La vie est absurde. Il suffit de lire les pages cinéma de l'Equipe pour s'en rendre compte.
Les anges perdent leurs ailes et choient en bordures des aéroports. Maggie la Bouchère tente de fourguer la vache folle qu'elle cuisine en secret mais elle se trompe de date et s'embourbe dans le guano. Du coup les bovins tombent des nues et les Chinois abasourdis vont se retaper en prenant le bon air en Argentine. Sur l'écran d'à côté, Merryl Streep use ses derniers liftings à nous faire croire que la Dame d'Enfer était une lady. C'est fou.
Tout ceci serait insensé si le hasard, sans lequel Carlos Gardel chanterait encore Toulouse, n'existait réellement.
Sebastian Borensztein, réalisateur d'El Chino, croit au hasard. Il s'en sert pour accomplir son œuvre avec une perversité diabolique pleine d'humour. Car si l'homme est naturellement bon, force est de reconnaître qu'il ne rit que du malheur des autres.
El Chino est un de ces anges imparfaits qui ne savent pas marcher sur l'eau et il manque de se noyer dès le début quand Dieu, toujours farceur, coule son canot avant qu'il ne pêche par la chair.

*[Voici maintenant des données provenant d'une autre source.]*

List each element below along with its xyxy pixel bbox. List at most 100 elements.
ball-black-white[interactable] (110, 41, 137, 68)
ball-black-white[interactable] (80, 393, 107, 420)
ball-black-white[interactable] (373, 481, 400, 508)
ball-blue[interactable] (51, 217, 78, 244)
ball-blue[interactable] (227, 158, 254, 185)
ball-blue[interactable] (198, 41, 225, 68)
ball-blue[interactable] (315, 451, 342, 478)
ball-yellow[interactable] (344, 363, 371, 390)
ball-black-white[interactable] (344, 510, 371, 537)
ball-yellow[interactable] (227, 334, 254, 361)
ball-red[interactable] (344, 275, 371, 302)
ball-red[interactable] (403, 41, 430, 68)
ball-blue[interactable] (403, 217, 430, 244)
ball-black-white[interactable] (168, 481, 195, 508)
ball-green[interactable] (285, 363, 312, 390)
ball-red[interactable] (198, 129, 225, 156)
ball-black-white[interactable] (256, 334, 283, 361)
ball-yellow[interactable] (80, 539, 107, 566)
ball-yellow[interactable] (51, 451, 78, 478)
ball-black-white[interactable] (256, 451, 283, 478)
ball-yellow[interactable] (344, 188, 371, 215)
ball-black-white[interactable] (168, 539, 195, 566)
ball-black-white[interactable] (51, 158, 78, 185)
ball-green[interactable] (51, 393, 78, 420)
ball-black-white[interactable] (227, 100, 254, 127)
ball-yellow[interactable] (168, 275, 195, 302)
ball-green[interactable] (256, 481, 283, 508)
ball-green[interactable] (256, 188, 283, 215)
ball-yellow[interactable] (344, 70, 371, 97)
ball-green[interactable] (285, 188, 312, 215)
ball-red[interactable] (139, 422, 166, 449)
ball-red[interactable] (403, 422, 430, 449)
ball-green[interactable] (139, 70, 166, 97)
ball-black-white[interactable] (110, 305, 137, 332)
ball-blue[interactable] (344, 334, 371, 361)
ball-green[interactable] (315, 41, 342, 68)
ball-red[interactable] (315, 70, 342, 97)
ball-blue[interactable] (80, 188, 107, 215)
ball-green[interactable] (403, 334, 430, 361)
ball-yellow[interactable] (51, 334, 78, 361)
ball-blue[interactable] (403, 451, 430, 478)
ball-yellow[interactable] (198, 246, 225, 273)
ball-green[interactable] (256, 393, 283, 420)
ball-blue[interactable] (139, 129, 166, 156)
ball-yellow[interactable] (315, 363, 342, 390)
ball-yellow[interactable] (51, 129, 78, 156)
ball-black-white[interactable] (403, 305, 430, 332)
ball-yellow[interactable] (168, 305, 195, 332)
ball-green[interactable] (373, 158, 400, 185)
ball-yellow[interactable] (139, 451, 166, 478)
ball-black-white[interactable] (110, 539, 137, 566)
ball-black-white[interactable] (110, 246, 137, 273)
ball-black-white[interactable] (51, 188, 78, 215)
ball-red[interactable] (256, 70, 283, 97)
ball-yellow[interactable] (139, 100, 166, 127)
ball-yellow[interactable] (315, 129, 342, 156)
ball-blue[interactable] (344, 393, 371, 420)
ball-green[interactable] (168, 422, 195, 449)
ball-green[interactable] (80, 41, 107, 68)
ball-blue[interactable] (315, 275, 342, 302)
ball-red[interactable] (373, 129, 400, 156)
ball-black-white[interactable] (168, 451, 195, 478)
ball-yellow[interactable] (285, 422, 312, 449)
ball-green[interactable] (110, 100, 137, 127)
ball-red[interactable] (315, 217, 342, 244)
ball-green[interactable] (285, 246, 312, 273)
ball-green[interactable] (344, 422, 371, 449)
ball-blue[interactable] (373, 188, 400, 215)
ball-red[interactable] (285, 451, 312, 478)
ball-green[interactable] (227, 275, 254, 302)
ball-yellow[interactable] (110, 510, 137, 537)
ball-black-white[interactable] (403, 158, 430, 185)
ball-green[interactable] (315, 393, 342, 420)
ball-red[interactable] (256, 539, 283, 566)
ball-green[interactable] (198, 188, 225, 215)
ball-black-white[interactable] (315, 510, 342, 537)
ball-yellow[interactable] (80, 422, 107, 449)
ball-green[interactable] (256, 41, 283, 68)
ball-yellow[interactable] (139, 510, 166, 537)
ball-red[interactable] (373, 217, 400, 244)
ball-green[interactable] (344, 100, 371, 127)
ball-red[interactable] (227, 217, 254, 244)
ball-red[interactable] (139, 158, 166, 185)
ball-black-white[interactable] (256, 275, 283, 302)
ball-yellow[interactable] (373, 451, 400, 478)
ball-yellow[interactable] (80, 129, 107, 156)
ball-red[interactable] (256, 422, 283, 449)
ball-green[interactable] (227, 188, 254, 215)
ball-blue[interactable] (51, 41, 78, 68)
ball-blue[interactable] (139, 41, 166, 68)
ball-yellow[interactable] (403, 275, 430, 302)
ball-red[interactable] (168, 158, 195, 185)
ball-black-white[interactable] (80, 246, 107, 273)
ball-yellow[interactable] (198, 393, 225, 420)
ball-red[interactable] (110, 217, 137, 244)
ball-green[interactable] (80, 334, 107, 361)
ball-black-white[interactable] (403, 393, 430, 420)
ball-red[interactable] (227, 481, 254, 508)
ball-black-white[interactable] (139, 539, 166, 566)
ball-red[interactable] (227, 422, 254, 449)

Pour lui apprendre, on l'envoie étudier la vie des bêtes en Argentine et il tombe à point nommé dans un pays où il n'y a de bon rosbif que saignant.
Le missionnaire céleste, discret jusqu'au mutisme, se contente de babiller des borborygmes incompréhensibles non sous-titrés à seul fin d'attirer la pitié. C'est très malin pour un ange. Il force ainsi les protagonistes à dévoiler leur véritable nature, on ne peut plus sombre. Il devient l'enjeu du tango endiablé que danse un couple infernal, au sein duquel l'amour bute contre l'orgueil et les passions inavouables.
Avant que l'ange n'arrive, tout va bien puisque c'est la guerre. Les hommes rient car leur front s'élargit, les femmes pleurent car les arènes sont vides, et les enfants soupirent devant leur assiette vide car le hachis en est encore à la tranchée. Les soldats abreuvent d'un sang impur des sillons infertiles tandis que leurs compagnes font de même à la lune.
Puis, la paix s'abat sur le champ d'honneur et chacun trace de son côté son chemin de joies solitaires. Trente ans passent.
Sous une blouse de quincailler, l'homme, aussi atrabilaire qu'un coq hardi, abrite des œuvres d'art dont il fait le trafic. Il séduit sans le vouloir sa voisine, qui cache difficilement ses activités de spéculatrice laitière sous des lainages informes. Entre les deux amants honteux la tension monte de façon palpable car il est abstinent et elle est infidèle.
El Chino cherche à rétablir l'amour et la sérénité en les convertissant à l'altermondialisme version mai soixante-neuf.
Et c'est là le véritable propos du réalisateur, suppôt d'un humanisme pro-chinois plus subversif que les Confessions de Saint-Augustin, et dont la Dame d'Enfer nous aurait débarrassé d'un seul coup d'Exocet, la lèvre supérieure rigide, en ces temps regrettés où le poids de la morale se mesurait encore en livres.
Borensztein fait partie de cette nouvelle vague de metteurs en scène adeptes de la sobriété heureuse si contraire à l'orthodoxie culturelle du FMI.
A quoi reconnaît-on ces infâmes suborneurs de la classe moyenne occidentale qui remplit les cinémas et les caisses de la Fox ?
Tout d'abord, ils prétendent filmer avec peu de moyens ce qui crée du chômage chez les artistes sans talents qui ne peuvent plus faire de figuration, monter des décors ou grimper aux rideaux.
Ensuite ils usent systématiquement de couleurs fanées, de voitures à la carrosserie mate et de personnages mal coiffés. Cet esthétisme nostalgique des années '60, déjà à l’œuvre dans Le Havre, est un rejet clair des valeurs fondatrices de notre démocratie moderne, dont les lumières fluorescentes et les parures dorées s'étalent sensuellement sur les peaux satinées des femmes-objets irréelles de sexualité débordante offertes dans les pages de Voici.
Enfin, ces gens-là n'aiment pas les chiens donc ils détestent leurs meilleurs amis. Dans El Chino, pas un cabot si ce n'est un Pékinois filmé par erreur dans l'arrière-cuisine d'un restaurant cantonnais.